Car la cascade de hausses de tarifs est bien réelle. Netflix a relevé ses prix en mars 2026 sur l’ensemble de ses formules : l’abonnement standard passe à 19,99 dollars, le premium à 26,99 dollars, une augmentation à peine un an après celle de janvier 2025. Paramount+ a suivi dès le 15 janvier 2026, HBO Max a relevé ses tarifs d’un dollar en octobre 2025, Apple TV+ a pris trois dollars supplémentaires en août, Disney+ a augmenté en octobre aussi. C’est le grand bal des hausses, et personne n’a pensé à inviter le portefeuille du spectateur.
Selon des données agrégées sur les usages numériques, les foyers français dépensent en moyenne 54 euros par mois en abonnements de streaming, soit 24 % de plus que l’année précédente.

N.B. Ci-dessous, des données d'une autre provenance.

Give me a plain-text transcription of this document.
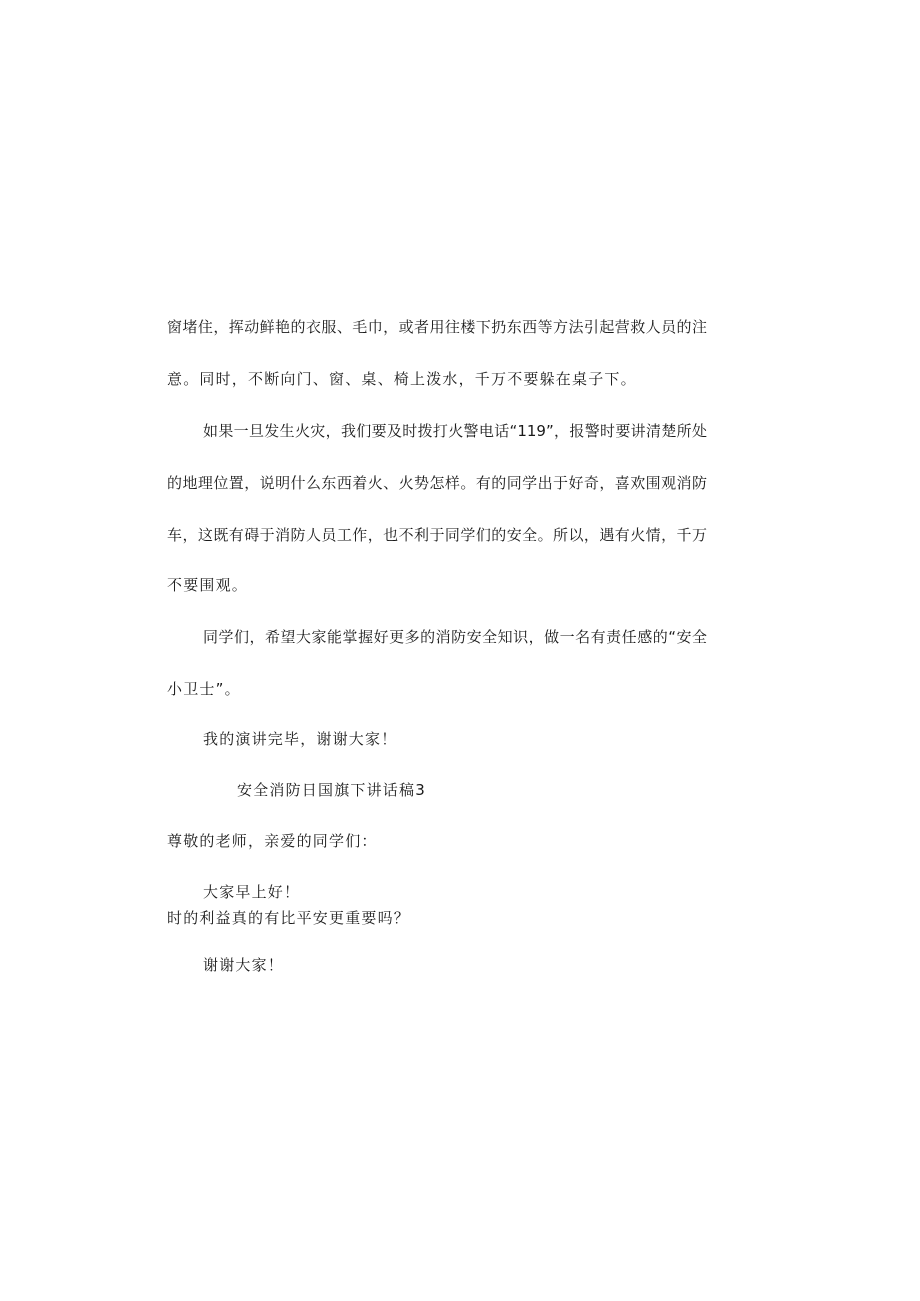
窗堵住，挥动鲜艳的衣服、毛巾，或者用往楼下扔东西等方法引起营救人员的注
意。同时，不断向门、窗、桌、椅上泼水，千万不要躲在桌子下。
如果一旦发生火灾，我们要及时拨打火警电话“119”，报警时要讲清楚所处
的地理位置，说明什么东西着火、火势怎样。有的同学出于好奇，喜欢围观消防
车，这既有碍于消防人员工作，也不利于同学们的安全。所以，遇有火情，千万
不要围观。
同学们，希望大家能掌握好更多的消防安全知识，做一名有责任感的“安全
小卫士”。
我的演讲完毕，谢谢大家！
安全消防日国旗下讲话稿3
尊敬的老师，亲爱的同学们：
大家早上好！
时的利益真的有比平安更重要吗？
谢谢大家！
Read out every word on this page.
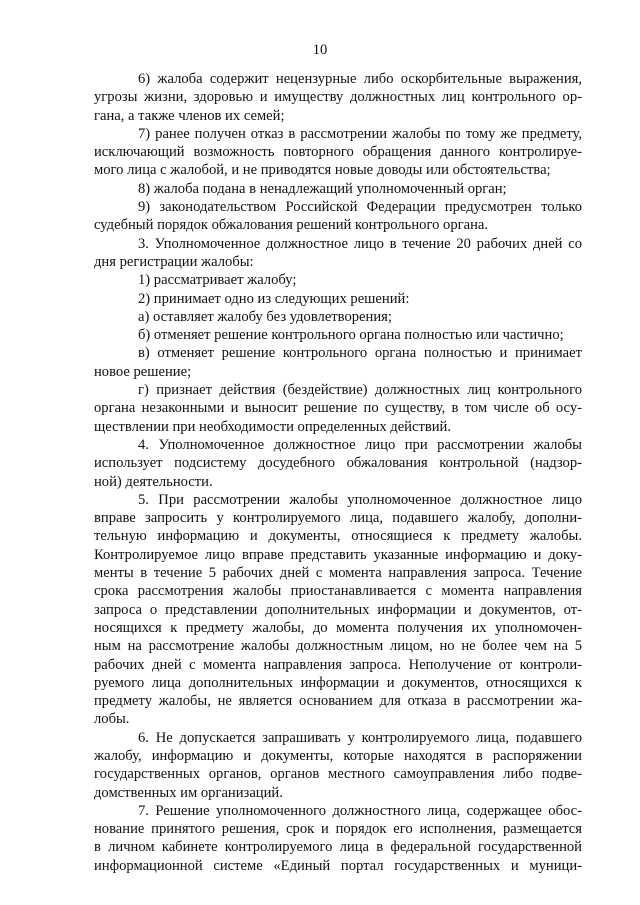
10
6) жалоба содержит нецензурные либо оскорбительные выражения,
угрозы жизни, здоровью и имуществу должностных лиц контрольного ор-
гана, а также членов их семей;
7) ранее получен отказ в рассмотрении жалобы по тому же предмету,
исключающий возможность повторного обращения данного контролируе-
мого лица с жалобой, и не приводятся новые доводы или обстоятельства;
8) жалоба подана в ненадлежащий уполномоченный орган;
9) законодательством Российской Федерации предусмотрен только
судебный порядок обжалования решений контрольного органа.
3. Уполномоченное должностное лицо в течение 20 рабочих дней со
дня регистрации жалобы:
1) рассматривает жалобу;
2) принимает одно из следующих решений:
а) оставляет жалобу без удовлетворения;
б) отменяет решение контрольного органа полностью или частично;
в) отменяет решение контрольного органа полностью и принимает
новое решение;
г) признает действия (бездействие) должностных лиц контрольного
органа незаконными и выносит решение по существу, в том числе об осу-
ществлении при необходимости определенных действий.
4. Уполномоченное должностное лицо при рассмотрении жалобы
использует подсистему досудебного обжалования контрольной (надзор-
ной) деятельности.
5. При рассмотрении жалобы уполномоченное должностное лицо
вправе запросить у контролируемого лица, подавшего жалобу, дополни-
тельную информацию и документы, относящиеся к предмету жалобы.
Контролируемое лицо вправе представить указанные информацию и доку-
менты в течение 5 рабочих дней с момента направления запроса. Течение
срока рассмотрения жалобы приостанавливается с момента направления
запроса о представлении дополнительных информации и документов, от-
носящихся к предмету жалобы, до момента получения их уполномочен-
ным на рассмотрение жалобы должностным лицом, но не более чем на 5
рабочих дней с момента направления запроса. Неполучение от контроли-
руемого лица дополнительных информации и документов, относящихся к
предмету жалобы, не является основанием для отказа в рассмотрении жа-
лобы.
6. Не допускается запрашивать у контролируемого лица, подавшего
жалобу, информацию и документы, которые находятся в распоряжении
государственных органов, органов местного самоуправления либо подве-
домственных им организаций.
7. Решение уполномоченного должностного лица, содержащее обос-
нование принятого решения, срок и порядок его исполнения, размещается
в личном кабинете контролируемого лица в федеральной государственной
информационной системе «Единый портал государственных и муници-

Et d’après des projections d’analystes, les abonnements Netflix et Disney+ pourraient doubler d’ici 2035. (Non, ce n’est pas une blague. Oui, c’est déprimant.) Résultat : en France, 3,28 millions d’abonnés ont résilié leur plateforme de streaming au premier trimestre 2026, avec un taux de résiliation volontaire moyen de 8,87 % sur l’ensemble des grandes plateformes.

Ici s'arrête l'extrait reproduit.